As with ext2, increasing the block size may improve efficiency a little bit. Unfortunately, Linux filesystems don't usually support 8K or larger blocks.
Unfortunately, journalling has the demerit that it replicates the careful effort that the DBMS is making to try to ensure that all updates are pushed out to disk in a consistent manner. In effect, both the filesystem and the database are trying to maintain journals with equivalent intent, if not identical implementation, and it tends to lead to somewhat lowered performance. Anything that was not committed to the database files resides in the PostgreSQL WAL files, so that any journalling of database file updates is redundant.
Reiserfs
As a filesystem intended, by design, to provide improved performance for directories containing very large numbers of small files, Reiserfs performance degrades somewhat when it deals with rather large files. It is almost certainly not the ideal choice.
JFS
Suffering from the demerits of journalling, this filesystem, originally based on what IBM used in OS/2, probably won't be the first choice from a performance perspective.
It also appears that development efforts are lagging those on ext3.
XFS
SGI's XFS filesystem was expected to become best option available on Linux; it supports metadata-only journalling, which is what we would want, and was designed to support efficiently handling very large files, which is also what we would want.
Up until recently, it had the significant demerit that adding it in required applying custom patches to produce your own kernel, and that's not what the guys wearing suits at head office want to hear. They want to hear: " Our distribution vendor includes XFS support in the kernels burned onto the CDs that they sell." (Of course, it might well be beneficial to compile your own kernel anyways, to eliminate unneeded device drivers and such, but they won't be happy with that answer...)
Integration of XFS into "official" Linux kernels proceeded in version 2.6, which should resolve the concerns of the non-technical decisionmakers. Unfortunately, the fiscal woes of SGI have limited the ability to put serious effort into improvements.

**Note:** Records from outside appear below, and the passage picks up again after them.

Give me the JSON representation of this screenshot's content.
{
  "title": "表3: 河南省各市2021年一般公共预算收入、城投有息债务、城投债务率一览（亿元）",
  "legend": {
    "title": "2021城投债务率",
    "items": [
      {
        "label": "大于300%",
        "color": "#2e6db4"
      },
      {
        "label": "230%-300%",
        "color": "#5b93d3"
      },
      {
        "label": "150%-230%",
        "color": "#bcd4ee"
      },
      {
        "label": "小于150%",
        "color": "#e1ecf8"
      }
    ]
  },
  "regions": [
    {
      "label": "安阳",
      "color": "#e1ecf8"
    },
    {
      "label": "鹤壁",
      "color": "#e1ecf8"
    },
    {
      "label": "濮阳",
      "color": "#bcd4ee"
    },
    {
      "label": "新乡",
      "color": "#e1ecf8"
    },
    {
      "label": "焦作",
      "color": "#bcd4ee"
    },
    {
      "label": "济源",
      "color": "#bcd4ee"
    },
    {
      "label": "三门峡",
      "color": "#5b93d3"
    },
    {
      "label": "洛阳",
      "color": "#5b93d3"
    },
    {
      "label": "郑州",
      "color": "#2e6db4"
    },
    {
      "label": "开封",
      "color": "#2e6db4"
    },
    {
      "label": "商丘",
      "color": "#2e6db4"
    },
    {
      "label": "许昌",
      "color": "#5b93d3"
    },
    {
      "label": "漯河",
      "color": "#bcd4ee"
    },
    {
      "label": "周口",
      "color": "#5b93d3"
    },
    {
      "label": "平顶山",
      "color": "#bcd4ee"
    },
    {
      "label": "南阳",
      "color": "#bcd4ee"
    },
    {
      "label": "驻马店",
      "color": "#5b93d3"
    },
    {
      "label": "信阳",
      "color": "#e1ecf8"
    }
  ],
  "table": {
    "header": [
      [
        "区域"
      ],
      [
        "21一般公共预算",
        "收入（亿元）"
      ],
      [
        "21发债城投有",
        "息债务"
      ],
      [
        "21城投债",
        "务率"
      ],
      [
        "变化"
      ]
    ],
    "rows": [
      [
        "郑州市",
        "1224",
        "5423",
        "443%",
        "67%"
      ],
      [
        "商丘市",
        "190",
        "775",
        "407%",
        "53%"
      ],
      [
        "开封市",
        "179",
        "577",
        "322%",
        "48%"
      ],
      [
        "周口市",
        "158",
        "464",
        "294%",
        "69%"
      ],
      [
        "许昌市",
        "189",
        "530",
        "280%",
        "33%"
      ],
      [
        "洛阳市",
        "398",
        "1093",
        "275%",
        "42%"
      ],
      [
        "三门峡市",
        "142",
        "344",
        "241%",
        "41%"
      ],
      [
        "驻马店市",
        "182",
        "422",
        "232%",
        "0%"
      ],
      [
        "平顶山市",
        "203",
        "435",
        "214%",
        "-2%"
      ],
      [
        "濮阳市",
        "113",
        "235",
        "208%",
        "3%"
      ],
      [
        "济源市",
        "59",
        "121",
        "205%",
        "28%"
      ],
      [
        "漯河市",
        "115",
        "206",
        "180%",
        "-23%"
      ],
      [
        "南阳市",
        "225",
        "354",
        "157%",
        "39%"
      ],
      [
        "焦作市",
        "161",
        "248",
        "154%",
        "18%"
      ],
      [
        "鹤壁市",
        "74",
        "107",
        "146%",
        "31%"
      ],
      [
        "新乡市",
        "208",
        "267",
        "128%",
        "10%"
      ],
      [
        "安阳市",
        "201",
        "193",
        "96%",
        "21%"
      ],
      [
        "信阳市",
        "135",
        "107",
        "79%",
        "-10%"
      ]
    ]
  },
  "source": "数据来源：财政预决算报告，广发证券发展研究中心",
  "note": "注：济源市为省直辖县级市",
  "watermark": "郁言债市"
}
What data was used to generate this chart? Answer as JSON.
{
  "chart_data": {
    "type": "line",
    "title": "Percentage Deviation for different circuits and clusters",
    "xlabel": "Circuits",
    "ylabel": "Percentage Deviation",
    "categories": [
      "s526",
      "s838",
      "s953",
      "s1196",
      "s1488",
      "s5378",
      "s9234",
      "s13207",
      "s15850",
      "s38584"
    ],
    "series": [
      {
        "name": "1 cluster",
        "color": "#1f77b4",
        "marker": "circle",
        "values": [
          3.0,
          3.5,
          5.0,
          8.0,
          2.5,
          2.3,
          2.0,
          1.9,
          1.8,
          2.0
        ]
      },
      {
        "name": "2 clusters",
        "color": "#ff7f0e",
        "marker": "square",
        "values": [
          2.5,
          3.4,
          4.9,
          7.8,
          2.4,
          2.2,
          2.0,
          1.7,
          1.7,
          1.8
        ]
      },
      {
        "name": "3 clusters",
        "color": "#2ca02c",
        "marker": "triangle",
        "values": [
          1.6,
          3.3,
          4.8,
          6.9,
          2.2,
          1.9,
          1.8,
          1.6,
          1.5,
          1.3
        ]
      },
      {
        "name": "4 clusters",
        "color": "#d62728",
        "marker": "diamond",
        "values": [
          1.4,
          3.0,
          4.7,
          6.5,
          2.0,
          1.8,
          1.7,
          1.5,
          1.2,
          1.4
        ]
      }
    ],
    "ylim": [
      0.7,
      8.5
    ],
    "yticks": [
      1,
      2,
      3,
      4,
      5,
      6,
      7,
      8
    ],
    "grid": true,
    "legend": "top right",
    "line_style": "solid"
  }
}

On BSD-related systems, the Berkeley FFS combined with " soft updates" provides something close enough to "journalling" to allow quick fsck runs, whilst not adding the redundancies associated with updating database files.

Mounting noatime
On virtually any Unix-like system, a performance boost may be attained by using the noatime mount option, which eliminates the collection of access time statistics on inodes. This eliminates nearly continual updates to the filesystem metadata that would otherwise result.